Let’s say a game file size is 500MB. If there is a 100MB patch, does the file size go to 600MB? Or does it patch what’s needs and deletes the old files?
In: 11
it depends what that path does, it can add 100 MB of new content, or it can replace a 100 MB file to fix bugs or improve things, or anywhere in between, it could replace a 50 MB file and add 50 MB of new content
My game might have 10 files file1 to file10, and every file is 10 MB. I make a patch which:
1. Adds new content => I need to create a new file11 for the content, 10 MB for that
2. Fixes a bug in some old content => I upload new version of file3, another 10MB
3. Adds cross-functionality with new file11, so I need to upload the main game in file1, another 10MB.

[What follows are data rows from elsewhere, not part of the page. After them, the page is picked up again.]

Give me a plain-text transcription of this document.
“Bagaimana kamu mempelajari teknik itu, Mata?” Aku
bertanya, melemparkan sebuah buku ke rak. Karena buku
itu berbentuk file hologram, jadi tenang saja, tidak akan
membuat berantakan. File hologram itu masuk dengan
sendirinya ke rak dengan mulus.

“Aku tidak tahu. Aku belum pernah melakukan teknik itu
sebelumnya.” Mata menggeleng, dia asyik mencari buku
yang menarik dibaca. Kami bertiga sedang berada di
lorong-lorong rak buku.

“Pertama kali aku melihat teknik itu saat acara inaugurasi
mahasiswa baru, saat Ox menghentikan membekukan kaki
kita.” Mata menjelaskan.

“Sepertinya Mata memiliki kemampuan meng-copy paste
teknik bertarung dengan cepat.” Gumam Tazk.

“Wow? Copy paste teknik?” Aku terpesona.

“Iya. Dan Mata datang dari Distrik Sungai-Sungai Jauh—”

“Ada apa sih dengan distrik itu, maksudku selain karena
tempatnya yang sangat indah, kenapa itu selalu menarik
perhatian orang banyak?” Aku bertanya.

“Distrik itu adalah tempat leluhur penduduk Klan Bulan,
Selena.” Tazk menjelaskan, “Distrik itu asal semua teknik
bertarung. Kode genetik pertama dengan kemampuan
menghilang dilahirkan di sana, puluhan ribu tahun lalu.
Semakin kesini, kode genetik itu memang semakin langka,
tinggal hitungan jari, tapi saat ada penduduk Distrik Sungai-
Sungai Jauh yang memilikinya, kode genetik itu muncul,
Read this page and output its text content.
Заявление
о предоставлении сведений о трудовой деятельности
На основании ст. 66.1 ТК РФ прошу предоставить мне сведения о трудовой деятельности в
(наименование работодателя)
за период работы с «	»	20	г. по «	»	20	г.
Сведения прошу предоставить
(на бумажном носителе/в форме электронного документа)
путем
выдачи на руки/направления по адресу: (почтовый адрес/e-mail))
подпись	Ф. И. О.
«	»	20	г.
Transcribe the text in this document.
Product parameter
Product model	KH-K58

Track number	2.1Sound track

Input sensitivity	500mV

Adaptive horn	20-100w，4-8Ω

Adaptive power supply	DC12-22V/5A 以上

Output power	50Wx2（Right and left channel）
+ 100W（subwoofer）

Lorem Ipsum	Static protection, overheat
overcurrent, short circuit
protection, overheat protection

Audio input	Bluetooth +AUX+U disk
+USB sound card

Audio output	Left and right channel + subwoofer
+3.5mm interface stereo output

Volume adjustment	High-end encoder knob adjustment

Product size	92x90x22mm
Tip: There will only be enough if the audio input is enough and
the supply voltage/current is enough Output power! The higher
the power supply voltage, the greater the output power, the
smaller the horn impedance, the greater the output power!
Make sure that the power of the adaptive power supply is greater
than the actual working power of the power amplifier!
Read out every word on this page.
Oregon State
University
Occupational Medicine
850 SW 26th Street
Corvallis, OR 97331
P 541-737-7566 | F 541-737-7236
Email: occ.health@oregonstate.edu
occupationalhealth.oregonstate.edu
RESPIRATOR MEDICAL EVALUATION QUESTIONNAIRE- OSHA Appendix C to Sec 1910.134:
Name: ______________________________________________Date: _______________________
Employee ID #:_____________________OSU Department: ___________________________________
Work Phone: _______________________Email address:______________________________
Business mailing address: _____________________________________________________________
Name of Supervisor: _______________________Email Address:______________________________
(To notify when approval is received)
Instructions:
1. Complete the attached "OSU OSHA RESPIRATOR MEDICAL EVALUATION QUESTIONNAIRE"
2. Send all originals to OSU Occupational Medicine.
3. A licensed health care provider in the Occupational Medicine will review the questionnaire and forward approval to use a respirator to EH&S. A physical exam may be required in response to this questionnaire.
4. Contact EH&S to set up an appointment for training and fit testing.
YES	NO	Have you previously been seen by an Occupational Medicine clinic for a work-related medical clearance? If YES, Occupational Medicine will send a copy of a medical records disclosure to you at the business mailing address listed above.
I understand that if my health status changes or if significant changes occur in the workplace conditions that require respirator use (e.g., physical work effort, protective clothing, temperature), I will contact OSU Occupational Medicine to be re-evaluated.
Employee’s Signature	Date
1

So in total, I will upload 3 files, total of 30MB. However, since two of these files replace old ones, only one is new, the game size goes from 100 MB to 110MB, not 130 MB, since I can delete the old versions of file1 and file3.
This depends on each platform.
PC platforms are installing patches by editing/replacing existing files and adding new ones if necessary.
On game consoles patch as a whole is mounted next to base game when game is launched, it’s not replacing physically installed files. Patch usually for assets doesn’t include whole files, but only changed bits with informations where those changes in original files happened. So when game will want to load texture that was patched, system will read data from both base game for original data and patch for changed data.
The patch doesn’t just replace the small part of code they want to update, I think that’s called a hot fix usually
The patch would replace a lot of old files if its a performance or bug fix patch. If it’s a feature addition or new content then it would increase the size of the install.